Kocaeli doğumluyum ve lise eğitimimin sonuna kadar Kocaeli’de yaşadım. Ortaokul ve lise sürecinde, o dönem İzmit Belediye Konservatuvarı ismiyle eğitim veren kurum, müzikle tanışmama vesile oldu. Üniversite eğitimi için önce Ege Üniversitesi Devlet Türk Musikisi Konservatuvarı, ardından da İstanbul’a İTÜ Türk Musikisi Devlet Konservatuvarı Kompozisyon Bölümü’ne devam ettim. Böylece benim için Kocaeli dışında geçecek yaklaşık 20 yıllık bir süreç başlamış oldu.

 

Ud çalmaya ne zaman başladınız?

Udu ilk elime aldığımda, 13 yaşındaydım. Fiziki olarak gelişim aşamasında olduğum için bu kadar büyük gövdeli bir enstrümanı sarmaya çalışmam zordu. Ayrıca zihinsel olarak müziği algılamam; Zekai Dede, Tanburi Cemil Bey, Gazi Giray Han, Dimitri Kantemir gibi müzisyenlerle tanışmam da pek kolay olmamıştı. Açık konuşmak gerekirse ilk karşılaşma pek sıcak değildi. Müzik öğrenmek, dinlemek kolay da konforlu da değildi. Çok antrenman yapmak, fiziki olarak sürekli zinde olmak gibi gereklilikleri vardı. 2 gün çalışmamak gibi bir lüksünüz olamazdı çünkü parmaklar ilk fırsatta gerilemek, yavaşlamak, söylediklerinizi yapmamak için hazır bekliyordu.

 

Peki, neden ud?

Akıllara şöyle bir soru da gelebilir: 13 yaşındaki çocuk şedaraban, ferahnak makamına nasıl merak salabilir? Tam da anlaşıldığı gibi ben de özel bir merak salmamıştım, sadece müziğe karşı yetenekliydim ve bulduğum tüm müzik aletlerinden ses çıkarma çabasındaydım. Bu esnada Buhurizade Mustafa Itri ile karşılaşmak beklenmedik bir durum oldu. Kendisi 1600’lü yıllarda yaşamış bir besteci. Onun eserleriyle karşılaşınca müziğe ilgim daha da arttı. Annemin de teşvikiyle belediye konservatuvarına kayıt oldum. Çalgı seçimi de tamamdı, ‘Ud’.

 

 

USTALARLA ÇALIŞTIM

 

İzmit Belediye Konservatuvarı’ndan sonra İzmit’ten ayrıldınız. Ayrılmanızdaki neden nedir?
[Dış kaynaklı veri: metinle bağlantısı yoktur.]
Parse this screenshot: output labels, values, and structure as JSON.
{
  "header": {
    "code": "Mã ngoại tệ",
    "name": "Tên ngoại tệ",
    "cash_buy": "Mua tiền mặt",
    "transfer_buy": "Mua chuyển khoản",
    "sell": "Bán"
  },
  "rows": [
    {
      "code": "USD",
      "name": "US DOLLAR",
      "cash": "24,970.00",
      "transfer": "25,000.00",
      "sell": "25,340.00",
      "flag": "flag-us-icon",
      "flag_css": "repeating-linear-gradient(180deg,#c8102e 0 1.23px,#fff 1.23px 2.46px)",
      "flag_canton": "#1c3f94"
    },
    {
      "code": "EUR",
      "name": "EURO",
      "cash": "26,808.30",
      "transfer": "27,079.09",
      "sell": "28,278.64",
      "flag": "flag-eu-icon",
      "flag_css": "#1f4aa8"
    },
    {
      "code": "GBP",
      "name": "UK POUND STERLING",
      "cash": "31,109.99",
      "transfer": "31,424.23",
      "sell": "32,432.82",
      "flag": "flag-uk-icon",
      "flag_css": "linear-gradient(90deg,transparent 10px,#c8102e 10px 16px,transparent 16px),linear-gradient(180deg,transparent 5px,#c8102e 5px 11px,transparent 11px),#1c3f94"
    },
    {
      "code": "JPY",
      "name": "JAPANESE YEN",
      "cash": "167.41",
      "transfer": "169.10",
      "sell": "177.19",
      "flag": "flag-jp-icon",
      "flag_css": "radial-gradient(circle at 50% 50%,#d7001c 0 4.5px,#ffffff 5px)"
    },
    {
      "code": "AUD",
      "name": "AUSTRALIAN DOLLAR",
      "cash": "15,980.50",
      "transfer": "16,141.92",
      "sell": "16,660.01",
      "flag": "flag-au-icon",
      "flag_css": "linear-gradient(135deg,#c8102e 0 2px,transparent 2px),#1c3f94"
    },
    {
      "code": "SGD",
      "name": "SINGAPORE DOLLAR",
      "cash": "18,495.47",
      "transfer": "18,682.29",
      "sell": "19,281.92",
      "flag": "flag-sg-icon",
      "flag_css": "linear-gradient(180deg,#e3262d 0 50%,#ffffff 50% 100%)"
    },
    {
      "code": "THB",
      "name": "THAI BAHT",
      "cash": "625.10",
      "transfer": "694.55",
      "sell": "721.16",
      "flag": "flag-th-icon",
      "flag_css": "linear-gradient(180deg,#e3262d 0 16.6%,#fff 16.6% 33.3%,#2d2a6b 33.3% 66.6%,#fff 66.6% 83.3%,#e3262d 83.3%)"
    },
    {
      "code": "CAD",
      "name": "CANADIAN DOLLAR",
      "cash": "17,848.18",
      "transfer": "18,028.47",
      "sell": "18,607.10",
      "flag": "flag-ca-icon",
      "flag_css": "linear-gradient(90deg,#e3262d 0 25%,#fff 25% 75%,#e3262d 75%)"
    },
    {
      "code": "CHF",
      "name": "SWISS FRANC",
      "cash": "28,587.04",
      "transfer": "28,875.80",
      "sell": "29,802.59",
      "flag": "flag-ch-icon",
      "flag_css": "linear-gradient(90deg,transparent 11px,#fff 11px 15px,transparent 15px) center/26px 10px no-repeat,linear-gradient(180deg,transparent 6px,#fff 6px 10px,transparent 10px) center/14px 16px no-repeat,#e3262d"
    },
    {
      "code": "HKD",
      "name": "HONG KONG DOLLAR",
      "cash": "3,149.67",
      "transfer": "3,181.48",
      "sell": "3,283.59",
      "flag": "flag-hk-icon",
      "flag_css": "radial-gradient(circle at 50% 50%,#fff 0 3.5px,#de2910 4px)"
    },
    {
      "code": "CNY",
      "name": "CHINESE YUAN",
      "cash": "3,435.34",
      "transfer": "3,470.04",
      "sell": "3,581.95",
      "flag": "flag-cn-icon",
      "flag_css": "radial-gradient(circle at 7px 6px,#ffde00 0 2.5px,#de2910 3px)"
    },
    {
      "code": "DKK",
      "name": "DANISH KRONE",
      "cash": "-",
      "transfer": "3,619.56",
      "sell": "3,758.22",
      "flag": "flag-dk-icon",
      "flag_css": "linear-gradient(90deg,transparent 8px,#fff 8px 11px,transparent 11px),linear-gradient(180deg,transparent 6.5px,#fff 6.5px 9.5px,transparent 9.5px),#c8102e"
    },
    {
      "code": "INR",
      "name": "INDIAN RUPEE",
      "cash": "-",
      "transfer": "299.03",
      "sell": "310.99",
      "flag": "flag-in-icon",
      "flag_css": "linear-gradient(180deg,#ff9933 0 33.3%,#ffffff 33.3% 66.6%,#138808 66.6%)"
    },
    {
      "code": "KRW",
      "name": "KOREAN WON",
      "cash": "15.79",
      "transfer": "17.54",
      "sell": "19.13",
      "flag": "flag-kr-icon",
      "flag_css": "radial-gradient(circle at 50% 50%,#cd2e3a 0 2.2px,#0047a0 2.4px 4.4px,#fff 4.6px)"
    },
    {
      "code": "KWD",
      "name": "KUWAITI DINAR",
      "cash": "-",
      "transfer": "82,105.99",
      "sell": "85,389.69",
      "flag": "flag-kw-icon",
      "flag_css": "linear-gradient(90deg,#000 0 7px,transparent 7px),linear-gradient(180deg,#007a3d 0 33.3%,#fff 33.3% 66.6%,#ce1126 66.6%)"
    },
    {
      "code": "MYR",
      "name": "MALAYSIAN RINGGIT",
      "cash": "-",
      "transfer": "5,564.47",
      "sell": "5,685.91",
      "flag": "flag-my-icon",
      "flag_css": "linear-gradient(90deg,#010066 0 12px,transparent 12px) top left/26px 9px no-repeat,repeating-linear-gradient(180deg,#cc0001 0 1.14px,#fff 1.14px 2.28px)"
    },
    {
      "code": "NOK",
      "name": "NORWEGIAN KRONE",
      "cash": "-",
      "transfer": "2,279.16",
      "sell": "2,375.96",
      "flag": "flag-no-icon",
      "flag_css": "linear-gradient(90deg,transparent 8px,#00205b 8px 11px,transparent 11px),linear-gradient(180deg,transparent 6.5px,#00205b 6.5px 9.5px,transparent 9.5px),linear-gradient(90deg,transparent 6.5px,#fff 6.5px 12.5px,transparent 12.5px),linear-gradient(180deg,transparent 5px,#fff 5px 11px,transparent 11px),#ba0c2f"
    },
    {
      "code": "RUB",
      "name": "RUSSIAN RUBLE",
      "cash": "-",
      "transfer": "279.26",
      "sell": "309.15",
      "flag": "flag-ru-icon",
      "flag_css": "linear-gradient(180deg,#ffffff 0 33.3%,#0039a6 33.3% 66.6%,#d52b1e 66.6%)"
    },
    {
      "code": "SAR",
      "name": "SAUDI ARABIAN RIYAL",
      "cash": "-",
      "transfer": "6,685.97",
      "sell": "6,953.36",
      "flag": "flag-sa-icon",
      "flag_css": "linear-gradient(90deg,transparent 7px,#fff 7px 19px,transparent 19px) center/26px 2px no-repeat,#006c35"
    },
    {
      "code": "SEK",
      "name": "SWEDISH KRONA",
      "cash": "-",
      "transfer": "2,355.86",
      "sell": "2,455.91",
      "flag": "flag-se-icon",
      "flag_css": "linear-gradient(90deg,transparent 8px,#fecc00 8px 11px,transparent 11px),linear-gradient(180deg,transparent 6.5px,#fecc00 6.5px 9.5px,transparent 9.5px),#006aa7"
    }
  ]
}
İzmit Belediye Konservatuvarı’ndaki eğitimim bittiğinde, dördüncü senenin sonunda aynı zamanda lise de bitmiş ve üniversite kapısını zorlama vakti gelmişti. O yıllarda Türkiye’de istediğim Türk müziği eğitimini veren sadece üç üniversite vardı. Ben önce 1997 yılında Ege Üniversitesi’ne kayıt oldum, ardından da 1998 yılında İTÜ’ye geçiş yaparak hedefe kilitlendim.

 

İstanbul size neler kattı?

İstanbul, üniversite eğitimimin yanında pek çok tecrübe edinmeme de sebep oldu. Ustaları yakından tanıma ve birlikte çalışabilme fırsatı buldum. İstanbul, kültür-sanatın dünyaya açılan kapısıydı. Sayısız sanatçının sahne, CD–plak kayıtlarında yer aldım. Dünyanın her yerinde şimdi adını sayamayacağım kadar çok festival ve konsere katıldım. Pek çok akademik çalışmada yer aldım. Haliç Üniversitesi’nde, Medipol Üniversitesi’nde, İstanbul Teknik Üniversitesi’nde lisans ve lisans üstü programlarda on yıldan fazla süreyle dersler verdim, tezler yönettim. İşte bu saydığım noktaları elle tutabilmek için İstanbul’un dünyaya açılan kapısını araladım.

 

Akademik kimliğinizin yanı sıra sahne tecrübeniz olduğunu da biliyoruz…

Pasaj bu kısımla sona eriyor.